E valeu a pena. Valeu MUITO a pena.

Estamos acostumados a elogiar o que vemos fora do Brasil e detonar o que se faz aqui.

Mas esse Tour não deve nada ao que é feito em outras arenas mundo afora.

Horário agendado, chegamos 40 minutos antes. Deu para perceber que vale a pena aparecer mais cedo.

Ao entrar no hall, fomos recebidos por dois ídolos. Estátuas de Basílio e Sócrates dão as boas vindas aos fiéis.

Enquanto esperamos, foi possível jogar futebol numa quadra, já na parte coberta da Arena.

Além disso, terminais com PlayStation possibilitaram a experiência de jogar PES tenso a Arena como campo.

Os guias do Tour são torcedores fanáticos. O do nosso grupo, Luis Butti, tem até canal no YouTube sobre o clube. Animado, ele nos conduz ao lado externo do Setor Oeste. Paramos em frente à enorme e linda fachada de vidro. Muitos descobrem pela primeira vez porque o painel tem uma ondinha, em vez de ser reto.

“Para imitar uma bola estufando a rede”, explica o guia.

Entramos no hall monumental. Tempo para foto à frente do gigante escudo prateado.

Subimos para conhecer o melhor camarote da Arena, reservado para Ronaldo Fenômeno, bem no centro do campo.

Testamos a acústica da Arena. O grupo solta um “Vai, Corinthians!” no estádio vazio.

O grito rebate lá embaixo.

Dá para entender porque somos tão fortes em nossa casa. Com 48 mil pessoas gritando o barulho no gramado se torna ensurdecedor

Descemos para o ventre da Arena.

Conhecemos a imponente sala de entrevistas. Sobre a mesa ocupada agora por Jair Ventura, repousa a réplica da Taça Libertadores da América. Foto obrigatória.

Depois foi possível bater bola na sala de aquecimento dos atletas.

Conhecemos o vestiário, caprichosamente arrumado, como se estivesse aguardando os jogadores para mais uma partida. As camisas dos atletas penduradas nos respectivos armários.
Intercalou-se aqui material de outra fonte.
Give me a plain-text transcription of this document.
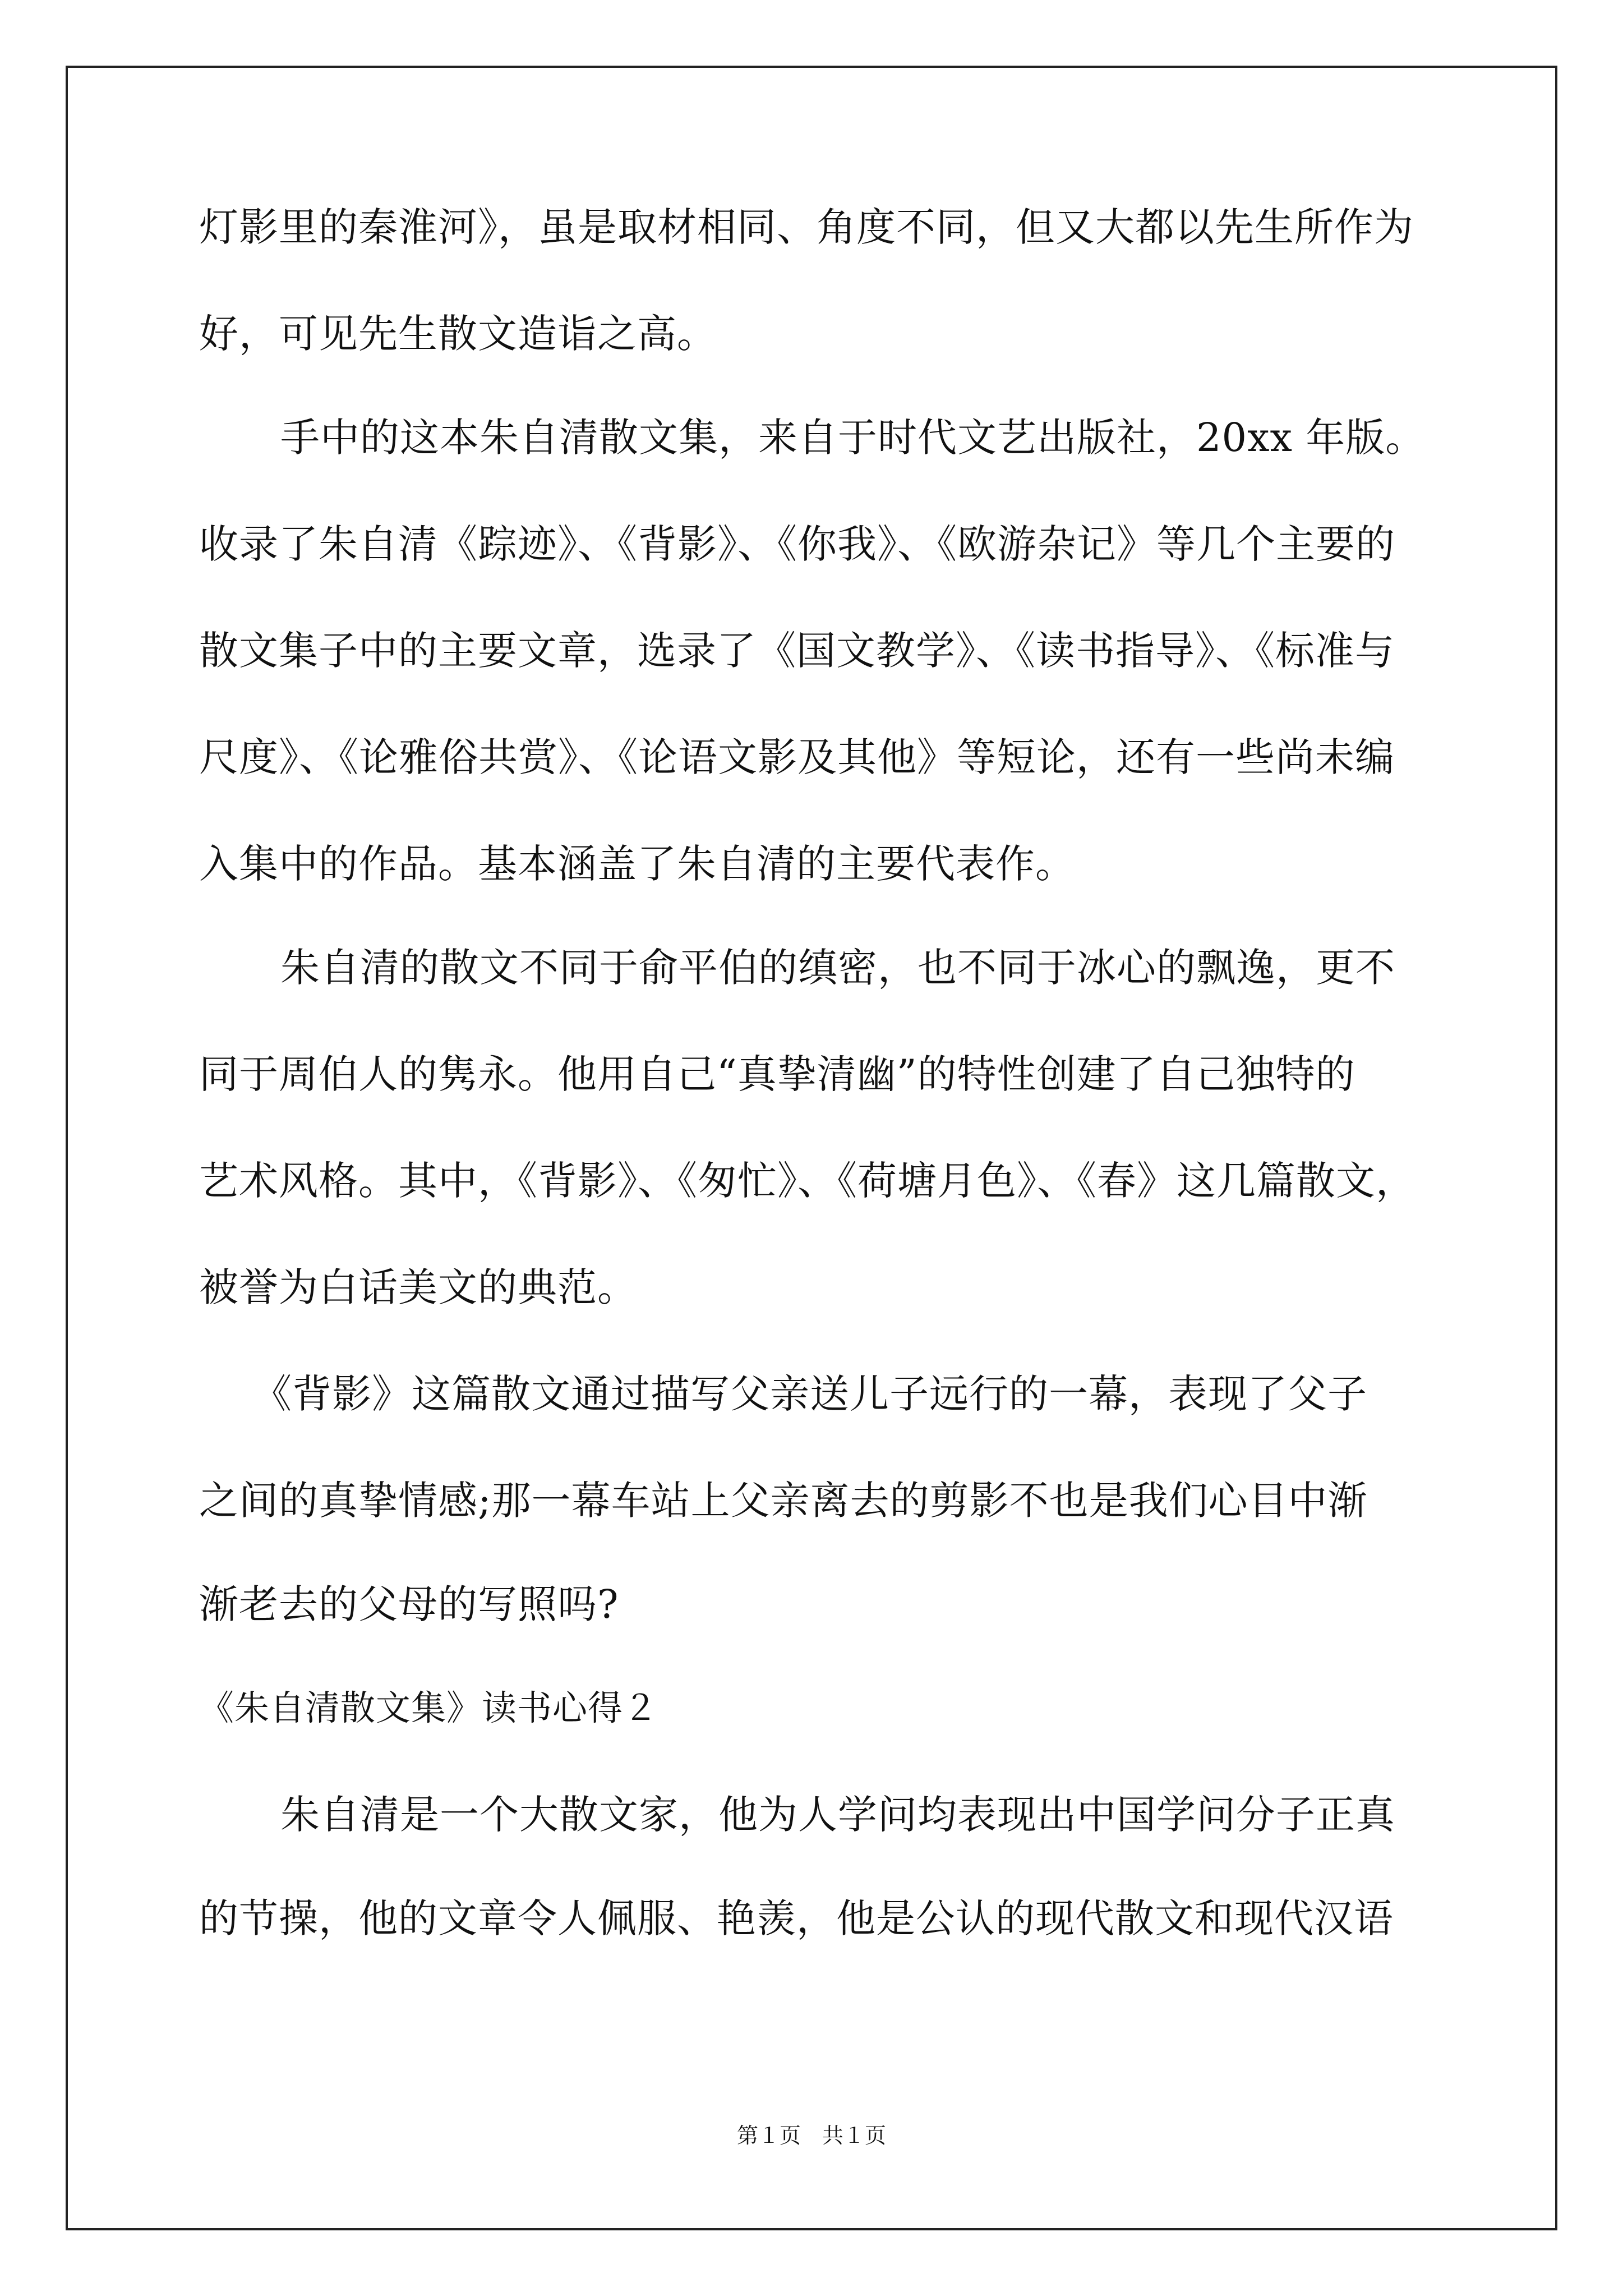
灯影里的秦淮河》，虽是取材相同、角度不同，但又大都以先生所作为
好，可见先生散文造诣之高。
手中的这本朱自清散文集，来自于时代文艺出版社，20xx 年版。
收录了朱自清《踪迹》、《背影》、《你我》、《欧游杂记》等几个主要的
散文集子中的主要文章，选录了《国文教学》、《读书指导》、《标准与
尺度》、《论雅俗共赏》、《论语文影及其他》等短论，还有一些尚未编
入集中的作品。基本涵盖了朱自清的主要代表作。
朱自清的散文不同于俞平伯的缜密，也不同于冰心的飘逸，更不
同于周伯人的隽永。他用自己“真挚清幽”的特性创建了自己独特的
艺术风格。其中，《背影》、《匆忙》、《荷塘月色》、《春》这几篇散文，
被誉为白话美文的典范。
《背影》这篇散文通过描写父亲送儿子远行的一幕，表现了父子
之间的真挚情感;那一幕车站上父亲离去的剪影不也是我们心目中渐
渐老去的父母的写照吗?
《朱自清散文集》读书心得２
朱自清是一个大散文家，他为人学问均表现出中国学问分子正真
的节操，他的文章令人佩服、艳羡，他是公认的现代散文和现代汉语
第１页　共１页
Tirei foto sentado no lugar do Jadson.

E chega o ponto alto.

Postados diante da entrada que dá acesso ao gramado, vemos a porta de aço subir lentamente, desvendando uma visão divina:

o gramado e as arquibancadas da Arena Corinthians.

Alto-falantes reproduzem o grito da Fiel.

Não tem como não ficar arrepiado.

Para proteger o gramado, não podemos pisar dentro das quatro linhas.

Mas sentamos no banco de reservas e, de quebra, posamos ao lado da redoma que abriga réplicas dos troféus dos dois mundiais.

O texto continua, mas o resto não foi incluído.